Les castors de la pensée unique, ce sont ces hélio-diplômés qui confondent les amphis d’université avec la politique. Ils ont encore pris le peuple pour cible. Ils en ont fait des ouailles, qu’ils ont bourrées de calembredaines teintées de nestorisme. Pauvre Cameroun !
A regarder de près, ces hommes du savoir insultent l’intelligence, surtout Platon et sa conception de la République. Condorcet également, différenciait l’intellectuel du politique. La politique est une affaire de conviction, de loyauté et de dignité. Cette dignité doit prévaloir, quand même on échouerait. Le spectacle offert par Soundjock et Hogbè Nlend laisse à désirer. Ils ont une double casquette : d’abord celle d’enseignants, ensuite celle de prétendus politiques. Ils ont l’ambition d’exercer un jour le pouvoir suprême au Cameroun, ou de diriger un parti politique. Je ne saurais contester leurs compétences, encore moins leur liberté, c’est la démocratie. Abhorrer l’étiquette de son parti politique, et battre la campagne d’un parti politique adverse, n’est que félonie. Et Platon disait à ce propos : « Il faudrait pour le bonheur des États que les philosophes fussent rois ou que des rois fussent philosophes... » La République. La bourde de ces deux comparses a été applaudie par une certaine presse dite déontologique, rationnelle et objective, faisant croire qu’en politique, on s’attaque aux individus et non aux idées. On combat au lieu de débattre. Paul Biya a eu raison de donner à ces assoiffés de pouvoir des strapontins. Ils s’assemblent et se ressemblent, hélas ! Mais ce qui est grave dans la démarche dite intellectuelle et nationaliste de Hogbè et consorts, c’est de galvauder l’histoire. Nul n’ignore en lui le transfuge de l’UNC-RDPC, autant que Kodock et bien d’autres. Ces hommes qui ont toujours eu raison à l’instar de leur mentor Paul Biya, sont d’une classe politique totalement embuée d’autosuffisance, de clairvoyance, d’orgueil, d’individualisme. Je les renvoie à cet historien : « Il faut toujours en revenir aux sources et s’en remettre à soi-même. Un esprit clair et un bon sens bien droit doivent distinguer, naturellement, entre le possible et l’impossible... (Et) il s’agit, pour loi, de la possibilité inhérente à la matière d’une chose donnée. » Discours sur l’Histoire universelle - Al-Muqaddima
« Faire converger des forces venues d’horizons différents »

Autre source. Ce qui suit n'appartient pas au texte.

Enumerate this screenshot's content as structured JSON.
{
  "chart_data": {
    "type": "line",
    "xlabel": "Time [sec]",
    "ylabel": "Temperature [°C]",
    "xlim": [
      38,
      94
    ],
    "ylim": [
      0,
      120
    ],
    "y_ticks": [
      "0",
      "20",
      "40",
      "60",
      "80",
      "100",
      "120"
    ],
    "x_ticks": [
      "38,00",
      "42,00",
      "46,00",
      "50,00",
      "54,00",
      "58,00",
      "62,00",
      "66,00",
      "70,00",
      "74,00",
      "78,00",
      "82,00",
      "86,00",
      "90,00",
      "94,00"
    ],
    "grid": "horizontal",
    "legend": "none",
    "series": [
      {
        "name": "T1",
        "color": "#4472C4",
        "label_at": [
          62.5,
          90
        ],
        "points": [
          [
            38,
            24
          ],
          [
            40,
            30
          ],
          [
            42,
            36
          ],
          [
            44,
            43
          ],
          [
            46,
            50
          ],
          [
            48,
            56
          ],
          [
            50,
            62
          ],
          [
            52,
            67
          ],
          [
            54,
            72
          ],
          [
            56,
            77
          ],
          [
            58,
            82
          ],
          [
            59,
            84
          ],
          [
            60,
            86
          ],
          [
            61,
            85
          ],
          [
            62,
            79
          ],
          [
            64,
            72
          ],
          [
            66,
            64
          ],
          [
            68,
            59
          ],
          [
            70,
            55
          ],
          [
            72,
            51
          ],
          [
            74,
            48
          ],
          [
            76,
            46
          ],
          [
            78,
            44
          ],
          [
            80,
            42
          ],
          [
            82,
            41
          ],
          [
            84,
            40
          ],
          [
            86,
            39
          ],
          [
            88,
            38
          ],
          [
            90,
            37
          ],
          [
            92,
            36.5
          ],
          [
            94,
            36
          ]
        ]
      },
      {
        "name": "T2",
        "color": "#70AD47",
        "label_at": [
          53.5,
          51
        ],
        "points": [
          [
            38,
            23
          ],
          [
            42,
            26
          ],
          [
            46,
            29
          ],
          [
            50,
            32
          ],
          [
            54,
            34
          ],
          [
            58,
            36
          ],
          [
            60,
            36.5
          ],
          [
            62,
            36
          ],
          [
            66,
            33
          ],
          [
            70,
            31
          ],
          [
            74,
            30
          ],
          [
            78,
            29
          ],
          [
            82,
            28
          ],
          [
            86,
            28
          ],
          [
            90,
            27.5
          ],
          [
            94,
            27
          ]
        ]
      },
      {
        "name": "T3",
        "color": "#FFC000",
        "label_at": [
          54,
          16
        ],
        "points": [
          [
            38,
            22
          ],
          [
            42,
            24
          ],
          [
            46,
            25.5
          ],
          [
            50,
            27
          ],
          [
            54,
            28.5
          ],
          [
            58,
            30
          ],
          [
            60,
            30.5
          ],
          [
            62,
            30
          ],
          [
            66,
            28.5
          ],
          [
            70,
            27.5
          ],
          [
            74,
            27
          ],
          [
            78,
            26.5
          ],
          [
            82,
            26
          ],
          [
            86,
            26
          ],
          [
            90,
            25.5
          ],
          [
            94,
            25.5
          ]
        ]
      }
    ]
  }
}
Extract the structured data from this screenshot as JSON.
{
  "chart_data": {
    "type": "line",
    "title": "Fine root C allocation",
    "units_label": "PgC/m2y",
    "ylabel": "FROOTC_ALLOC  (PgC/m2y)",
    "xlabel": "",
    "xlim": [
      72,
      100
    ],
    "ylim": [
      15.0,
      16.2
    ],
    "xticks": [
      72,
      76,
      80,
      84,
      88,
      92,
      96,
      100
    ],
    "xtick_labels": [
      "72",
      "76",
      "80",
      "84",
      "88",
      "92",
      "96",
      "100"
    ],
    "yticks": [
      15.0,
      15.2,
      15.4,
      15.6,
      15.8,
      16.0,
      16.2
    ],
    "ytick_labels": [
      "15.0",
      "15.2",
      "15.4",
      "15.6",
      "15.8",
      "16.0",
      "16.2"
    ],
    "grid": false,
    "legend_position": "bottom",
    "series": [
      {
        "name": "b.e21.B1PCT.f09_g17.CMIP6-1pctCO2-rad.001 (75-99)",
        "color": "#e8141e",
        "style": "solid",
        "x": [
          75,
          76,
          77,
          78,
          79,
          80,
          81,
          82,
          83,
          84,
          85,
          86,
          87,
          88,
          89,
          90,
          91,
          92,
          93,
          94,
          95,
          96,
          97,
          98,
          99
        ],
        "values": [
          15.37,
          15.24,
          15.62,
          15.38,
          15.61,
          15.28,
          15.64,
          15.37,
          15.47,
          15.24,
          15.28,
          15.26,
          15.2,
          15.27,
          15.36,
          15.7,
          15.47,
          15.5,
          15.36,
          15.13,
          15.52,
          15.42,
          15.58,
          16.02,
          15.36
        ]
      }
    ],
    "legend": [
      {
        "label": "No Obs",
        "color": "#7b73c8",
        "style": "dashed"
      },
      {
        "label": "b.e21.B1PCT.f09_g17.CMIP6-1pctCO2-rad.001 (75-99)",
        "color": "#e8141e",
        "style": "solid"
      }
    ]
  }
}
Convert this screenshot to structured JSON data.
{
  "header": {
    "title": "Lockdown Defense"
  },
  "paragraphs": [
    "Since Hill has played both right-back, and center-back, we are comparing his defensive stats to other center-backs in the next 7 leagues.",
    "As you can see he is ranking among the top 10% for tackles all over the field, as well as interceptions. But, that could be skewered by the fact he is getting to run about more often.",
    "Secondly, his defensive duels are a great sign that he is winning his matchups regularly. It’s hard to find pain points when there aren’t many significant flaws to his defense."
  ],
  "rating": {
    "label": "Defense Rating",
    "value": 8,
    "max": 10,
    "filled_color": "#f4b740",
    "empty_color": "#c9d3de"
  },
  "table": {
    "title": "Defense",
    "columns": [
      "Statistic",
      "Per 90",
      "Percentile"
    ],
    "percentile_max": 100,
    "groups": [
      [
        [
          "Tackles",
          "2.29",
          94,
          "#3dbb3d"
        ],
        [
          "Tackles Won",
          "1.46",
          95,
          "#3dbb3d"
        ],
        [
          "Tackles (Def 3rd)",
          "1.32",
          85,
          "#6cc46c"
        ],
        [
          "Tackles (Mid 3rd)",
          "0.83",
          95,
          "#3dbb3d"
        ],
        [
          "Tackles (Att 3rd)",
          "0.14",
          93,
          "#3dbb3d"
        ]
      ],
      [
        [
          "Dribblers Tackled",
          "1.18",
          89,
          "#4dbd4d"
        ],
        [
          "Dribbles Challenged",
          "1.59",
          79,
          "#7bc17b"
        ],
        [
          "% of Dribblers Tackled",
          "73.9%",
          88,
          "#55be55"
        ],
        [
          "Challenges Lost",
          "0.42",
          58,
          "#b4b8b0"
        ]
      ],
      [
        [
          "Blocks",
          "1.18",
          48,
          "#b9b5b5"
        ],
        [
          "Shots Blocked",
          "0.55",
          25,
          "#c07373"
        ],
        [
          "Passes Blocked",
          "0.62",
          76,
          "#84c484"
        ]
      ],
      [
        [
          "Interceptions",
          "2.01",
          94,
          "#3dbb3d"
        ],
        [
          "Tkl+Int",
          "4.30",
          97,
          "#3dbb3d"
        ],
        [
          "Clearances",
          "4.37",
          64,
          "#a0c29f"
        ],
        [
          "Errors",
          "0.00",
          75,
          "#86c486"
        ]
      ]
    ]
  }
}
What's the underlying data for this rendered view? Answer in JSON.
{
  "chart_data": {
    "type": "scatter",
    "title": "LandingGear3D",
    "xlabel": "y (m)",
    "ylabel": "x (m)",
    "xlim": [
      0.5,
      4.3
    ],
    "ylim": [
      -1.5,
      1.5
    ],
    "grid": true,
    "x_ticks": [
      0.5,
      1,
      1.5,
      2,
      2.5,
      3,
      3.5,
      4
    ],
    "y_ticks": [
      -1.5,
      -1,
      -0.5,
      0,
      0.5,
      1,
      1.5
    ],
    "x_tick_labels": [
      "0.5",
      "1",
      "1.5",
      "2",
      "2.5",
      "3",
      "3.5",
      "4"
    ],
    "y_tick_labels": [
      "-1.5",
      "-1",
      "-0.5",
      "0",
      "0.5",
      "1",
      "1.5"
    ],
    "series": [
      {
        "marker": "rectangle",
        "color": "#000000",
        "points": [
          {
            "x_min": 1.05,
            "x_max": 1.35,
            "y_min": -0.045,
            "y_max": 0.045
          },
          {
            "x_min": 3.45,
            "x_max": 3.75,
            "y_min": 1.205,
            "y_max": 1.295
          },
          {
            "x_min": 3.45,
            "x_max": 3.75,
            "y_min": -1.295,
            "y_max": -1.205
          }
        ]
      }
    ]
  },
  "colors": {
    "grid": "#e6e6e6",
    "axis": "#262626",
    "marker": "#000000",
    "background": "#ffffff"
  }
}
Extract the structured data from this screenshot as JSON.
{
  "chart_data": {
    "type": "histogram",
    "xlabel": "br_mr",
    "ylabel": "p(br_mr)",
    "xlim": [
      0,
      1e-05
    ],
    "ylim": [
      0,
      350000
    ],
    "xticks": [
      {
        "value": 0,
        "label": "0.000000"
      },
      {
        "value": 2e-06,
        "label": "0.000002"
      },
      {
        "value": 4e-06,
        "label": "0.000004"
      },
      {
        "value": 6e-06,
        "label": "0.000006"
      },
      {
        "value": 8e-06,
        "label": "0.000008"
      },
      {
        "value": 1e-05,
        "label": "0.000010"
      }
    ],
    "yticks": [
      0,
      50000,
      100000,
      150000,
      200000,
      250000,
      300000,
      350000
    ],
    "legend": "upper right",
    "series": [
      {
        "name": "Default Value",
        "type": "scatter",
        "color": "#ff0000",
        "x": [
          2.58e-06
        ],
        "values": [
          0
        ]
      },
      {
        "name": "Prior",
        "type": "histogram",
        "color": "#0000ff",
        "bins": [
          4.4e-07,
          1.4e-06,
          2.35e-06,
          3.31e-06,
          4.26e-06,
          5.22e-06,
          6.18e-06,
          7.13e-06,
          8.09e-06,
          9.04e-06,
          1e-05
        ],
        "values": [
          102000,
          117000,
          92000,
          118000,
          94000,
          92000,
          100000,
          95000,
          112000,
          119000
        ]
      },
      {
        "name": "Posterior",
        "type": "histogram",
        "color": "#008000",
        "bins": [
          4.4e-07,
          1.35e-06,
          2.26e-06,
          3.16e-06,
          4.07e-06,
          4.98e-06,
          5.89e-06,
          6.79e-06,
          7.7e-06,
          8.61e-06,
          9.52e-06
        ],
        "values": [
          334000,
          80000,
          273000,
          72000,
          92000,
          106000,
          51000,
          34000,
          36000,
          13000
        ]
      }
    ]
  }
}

Ces forces venues de divers horizons, ce sont ces Camerounais de l’étranger qui n’ont pas le droit de voter, comme si on n’avait pas de représentations diplomatiques et consulaires dans presque toute la planète. Ces pratiques du passé nous viennent de l’époque d’Ahijo. On se méfiait des Camerounais de l’étranger, dont la majorité se révélait être des opposants au régime. Et quand bien même ils eussent été des opposants, que veut dire démocratie ? Si ce n’est l’acceptation de la pluralité d’opinions. C’est une forme de parti unique où ceux qui ne sont pas d’accord sont voués aux gémonies.
Les convergences à la manière de Biya, c’est s’évertuer à renforcer le fameux « triangle équilatéral » du professeur Nlep. A titre de rappel le triangle équilatéral signifie, le partage du Cameroun entre trois grands groupes ethniques : le Nord, l’Ouest et le Centre. Cette biaiserie répondra naturellement aux exigences des bailleurs de fonds, pardi ! Ces maîtres du monde, en l’occurrence le FMI et la Banque mondiale ont exacerbé les inégalités, ont accentué les privatisations, bradé le fleuron de notre économie, la dernière en date étant la SNEC (Société nationale des eaux du Cameroun), cédée aux Marocains. Dans une démocratie, ce genre de privatisation se discute au Parlement. Même si l’avis des parties adverses n’est pas valable, il s’agit quand même de susciter un débat public. Dans sa longue marche, nous avons franchi le summum de la démocratie !!!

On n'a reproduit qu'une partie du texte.